Illinois' four top legislative leaders will come together again Thursday to discuss school funding following a marathon negotiating session earlier this week.
With new proposals, the group hopes the two sides can come closer to a deal.
The deadline to override Governor Bruce Rauner’s veto of SB-1 is looming next week, and with signs of progress in negotiations, House Speaker Mike Madigan postponed a vote to do that.
The latest talks come after a show of support for better education in Chicago and throughout the state.
Many suburban schools are already open, with some having to borrow millions of dollars to stay open since the state funding bill has yet to send any money their way.

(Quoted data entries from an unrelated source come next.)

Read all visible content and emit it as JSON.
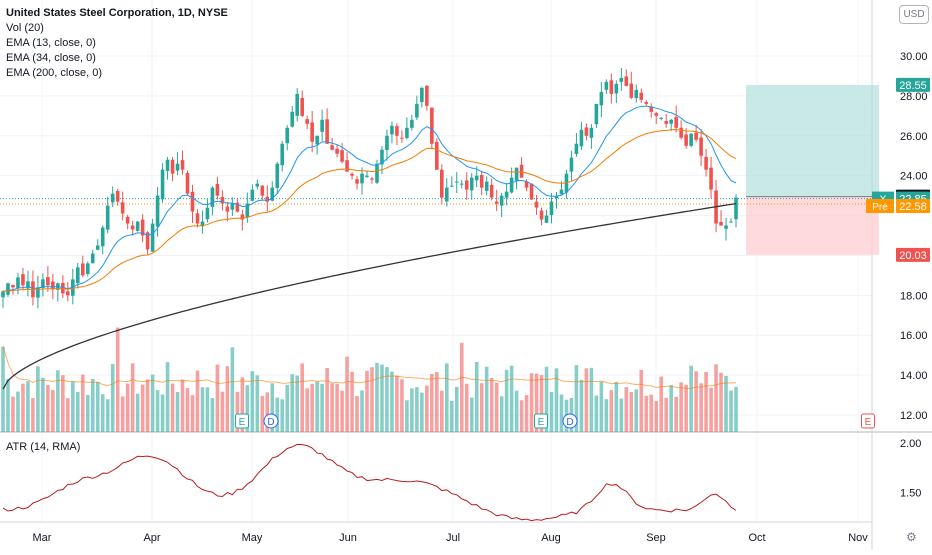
{
  "legend": {
    "title": "United States Steel Corporation, 1D, NYSE",
    "vol": "Vol (20)",
    "ema13": "EMA (13, close, 0)",
    "ema34": "EMA (34, close, 0)",
    "ema200": "EMA (200, close, 0)",
    "atr": "ATR (14, RMA)"
  },
  "currency_button": "USD",
  "colors": {
    "up": "#26a69a",
    "down": "#ef5350",
    "ema13": "#2196f3",
    "ema34": "#f57c00",
    "ema200": "#333333",
    "atr": "#b71c1c",
    "target_zone": "#b2dfdb",
    "stop_zone": "#ffcdd2"
  },
  "chart_data": {
    "type": "candlestick",
    "x_labels": [
      "Mar",
      "Apr",
      "May",
      "Jun",
      "Jul",
      "Aug",
      "Sep",
      "Oct",
      "Nov"
    ],
    "price_axis": {
      "ticks": [
        "30.00",
        "28.00",
        "26.00",
        "24.00",
        "18.00",
        "16.00",
        "14.00",
        "12.00"
      ],
      "ylim": [
        11.5,
        31.5
      ],
      "labels": [
        {
          "text": "28.55",
          "value": 28.55,
          "color": "#26a69a"
        },
        {
          "text": "22.95",
          "value": 22.95,
          "color": "#131722"
        },
        {
          "text": "22.85",
          "value": 22.85,
          "color": "#26a69a",
          "tag": "X"
        },
        {
          "text": "22.58",
          "value": 22.58,
          "color": "#ff9800",
          "tag": "Pre"
        },
        {
          "text": "20.03",
          "value": 20.03,
          "color": "#ef5350"
        }
      ]
    },
    "atr_axis": {
      "ticks": [
        "2.00",
        "1.50"
      ],
      "ylim": [
        1.2,
        2.05
      ]
    },
    "position": {
      "entry": 22.95,
      "target": 28.55,
      "stop": 20.03
    },
    "events": [
      {
        "label": "E",
        "color": "#26a69a"
      },
      {
        "label": "D",
        "color": "#2962ff"
      },
      {
        "label": "E",
        "color": "#26a69a"
      },
      {
        "label": "D",
        "color": "#2962ff"
      },
      {
        "label": "E",
        "color": "#ef5350"
      }
    ],
    "ohlc_close": [
      18.2,
      18.6,
      18.4,
      18.9,
      18.5,
      18.7,
      17.9,
      18.4,
      18.8,
      18.5,
      18.3,
      18.6,
      18.1,
      18.0,
      18.8,
      19.4,
      19.0,
      19.6,
      20.1,
      20.5,
      21.4,
      22.5,
      23.1,
      22.7,
      22.1,
      21.6,
      21.3,
      21.7,
      21.0,
      20.3,
      21.6,
      23.0,
      24.3,
      24.8,
      24.1,
      24.6,
      24.3,
      23.1,
      22.2,
      21.6,
      21.7,
      22.4,
      23.4,
      23.0,
      22.6,
      22.2,
      22.6,
      22.2,
      21.8,
      22.6,
      23.3,
      23.6,
      23.0,
      22.7,
      23.4,
      24.6,
      25.6,
      26.4,
      27.2,
      28.1,
      27.0,
      26.6,
      25.7,
      26.0,
      26.8,
      25.6,
      25.3,
      25.1,
      24.7,
      24.2,
      24.0,
      23.6,
      24.1,
      24.0,
      23.8,
      24.6,
      25.3,
      26.0,
      26.5,
      26.0,
      25.9,
      26.4,
      26.8,
      27.6,
      28.4,
      27.5,
      25.6,
      24.3,
      22.9,
      23.4,
      23.5,
      23.7,
      23.6,
      23.3,
      23.9,
      24.0,
      23.4,
      23.7,
      22.9,
      22.6,
      23.0,
      23.2,
      23.9,
      24.4,
      23.9,
      23.4,
      22.8,
      22.4,
      21.8,
      22.0,
      22.7,
      23.0,
      23.3,
      24.1,
      24.9,
      25.6,
      26.3,
      26.0,
      26.4,
      27.6,
      28.2,
      28.7,
      28.1,
      28.6,
      28.9,
      28.5,
      27.9,
      28.3,
      27.8,
      27.6,
      27.2,
      27.0,
      26.9,
      26.6,
      26.8,
      26.4,
      25.9,
      25.5,
      26.1,
      25.8,
      25.0,
      24.3,
      23.3,
      21.6,
      21.5,
      21.5,
      21.7,
      22.9
    ]
  }
}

Chicago Mayor Rahm Emanuel joined a group of mayors on Wednesday in promoting an override of Rauner’s veto, saying that the bill he rejected is the most equitable in terms of its impact on low-income students.
“When it comes to fairness in the system, it is the most inequitable,” he said. “It penalizes kids who are poor, and kids of color.”
The new school funding bill currently in front of lawmakers features a new bargaining chip designed to draw in GOP votes: scholarships or tuition tax credits for private schools.
A five-year trial involving $75 million in funding has been proposed, and with an override of Rauner’s veto needing at least four Republican votes, the amendment is being viewed as a winning idea by many, including Emanuel and other local mayors.
“This bill is an equitable bill and a step forward for education funding in the state of Illinois,” Hazel Crest Mayor Vernard Alsbury said.
Governor Rauner is also in favor of the funding trial, but Chicago Teachers Union Vice President Jesse Sharkey sees them differently.
“Taxpayer dollars for private schools is a bad idea,” he said. “It’s a problem that the mayor of Chicago is playing footsie with this idea and is now saying he’s in favor of it, because it’s not good education policy.”
With that idea on the table, the four top leaders in the Illinois legislature will keep negotiating on Thursday as they look to strike a compromise on a fair funding bill.
Governor Rauner is not participating in the meetings, but he is being kept informed on all developments in negotiations. Members of the House are expected to return to Springfield on Tuesday for that override vote.